Pub Date: July 8th, 1977
Publisher: Anchor/Doubleday

A judicious, probing examination of white families that adopt black or biracial children. A phenomenon of the late Sixties affecting perhaps 10,000 homes, transracial adoption was an institutional response to the diminishing number of white babies available, an adjustment to the needs of parents rather than those of the children. The trend was arrested when black social workers issued a position paper strongly critical of the practice, contending that white parents could neither prepare black children for a racist society nor give them a black identity. The parents (and others, including some blacks) countered that biracial children have a white natural parent and that growing up in a loving home is in any case better than an institutionalized childhood--the option for most. Ladner, a black sociologist sensitive to methodological difficulties and defensiveness on all sides, finds evidence to support both arguments.
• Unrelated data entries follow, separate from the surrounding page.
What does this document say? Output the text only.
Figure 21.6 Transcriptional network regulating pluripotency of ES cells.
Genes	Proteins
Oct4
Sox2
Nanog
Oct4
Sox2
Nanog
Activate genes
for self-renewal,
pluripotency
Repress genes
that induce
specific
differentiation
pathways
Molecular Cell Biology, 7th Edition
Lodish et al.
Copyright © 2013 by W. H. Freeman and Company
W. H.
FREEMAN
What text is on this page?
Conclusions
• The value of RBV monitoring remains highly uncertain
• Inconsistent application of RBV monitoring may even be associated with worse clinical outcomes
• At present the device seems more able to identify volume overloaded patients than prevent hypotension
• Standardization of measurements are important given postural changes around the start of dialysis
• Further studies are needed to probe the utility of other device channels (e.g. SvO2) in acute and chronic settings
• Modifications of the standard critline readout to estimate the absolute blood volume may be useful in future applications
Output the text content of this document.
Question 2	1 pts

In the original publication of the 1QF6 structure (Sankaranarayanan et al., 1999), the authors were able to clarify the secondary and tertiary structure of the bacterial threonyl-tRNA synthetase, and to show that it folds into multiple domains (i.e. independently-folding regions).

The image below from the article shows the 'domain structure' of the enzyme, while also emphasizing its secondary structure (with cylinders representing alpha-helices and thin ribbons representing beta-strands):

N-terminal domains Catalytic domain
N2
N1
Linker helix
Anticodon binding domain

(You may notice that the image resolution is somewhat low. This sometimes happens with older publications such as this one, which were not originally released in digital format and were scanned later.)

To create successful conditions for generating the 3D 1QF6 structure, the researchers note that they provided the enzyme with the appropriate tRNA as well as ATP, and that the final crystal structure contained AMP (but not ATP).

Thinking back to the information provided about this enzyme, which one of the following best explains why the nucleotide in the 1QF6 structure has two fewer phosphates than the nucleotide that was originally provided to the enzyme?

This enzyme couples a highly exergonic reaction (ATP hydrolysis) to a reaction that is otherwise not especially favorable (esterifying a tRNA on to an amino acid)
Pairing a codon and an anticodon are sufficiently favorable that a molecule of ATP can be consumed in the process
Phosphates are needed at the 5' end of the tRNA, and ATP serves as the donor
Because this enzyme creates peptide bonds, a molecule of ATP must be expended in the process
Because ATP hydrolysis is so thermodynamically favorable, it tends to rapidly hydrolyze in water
Many of the parents were--are--woefully naive, sharing questionable motivations and rescue fantasies, whisking the kids off to white suburbs, regretful when their complexions darken, contemptuous of black culture; these homes, though physical improvements, are undeniably destructive, for the children identify with whites and don't acquire the survival skills necessary for less protected environments. Other parents have joined forces, learning soul food recipes and black history, even moving to black neighborhoods in well-meaning but artificial attempts to accommodate. The most successful are those who anticipated identity problems and continue to grapple with them, who have black friends, reside in integrated neighborhoods--and often did before the adoption. Ladner visited kitchens and agencies, interviewed parents, case workers, and the few blacks old enough to comment--they tend to appreciate what was given them but have assorted reservations about their own experiences. The difficulties vary from large but manageable to enormous, and the teenage years loom as watersheds for many. Earnest, lucid, and penetrating, with a firm grip on the variables.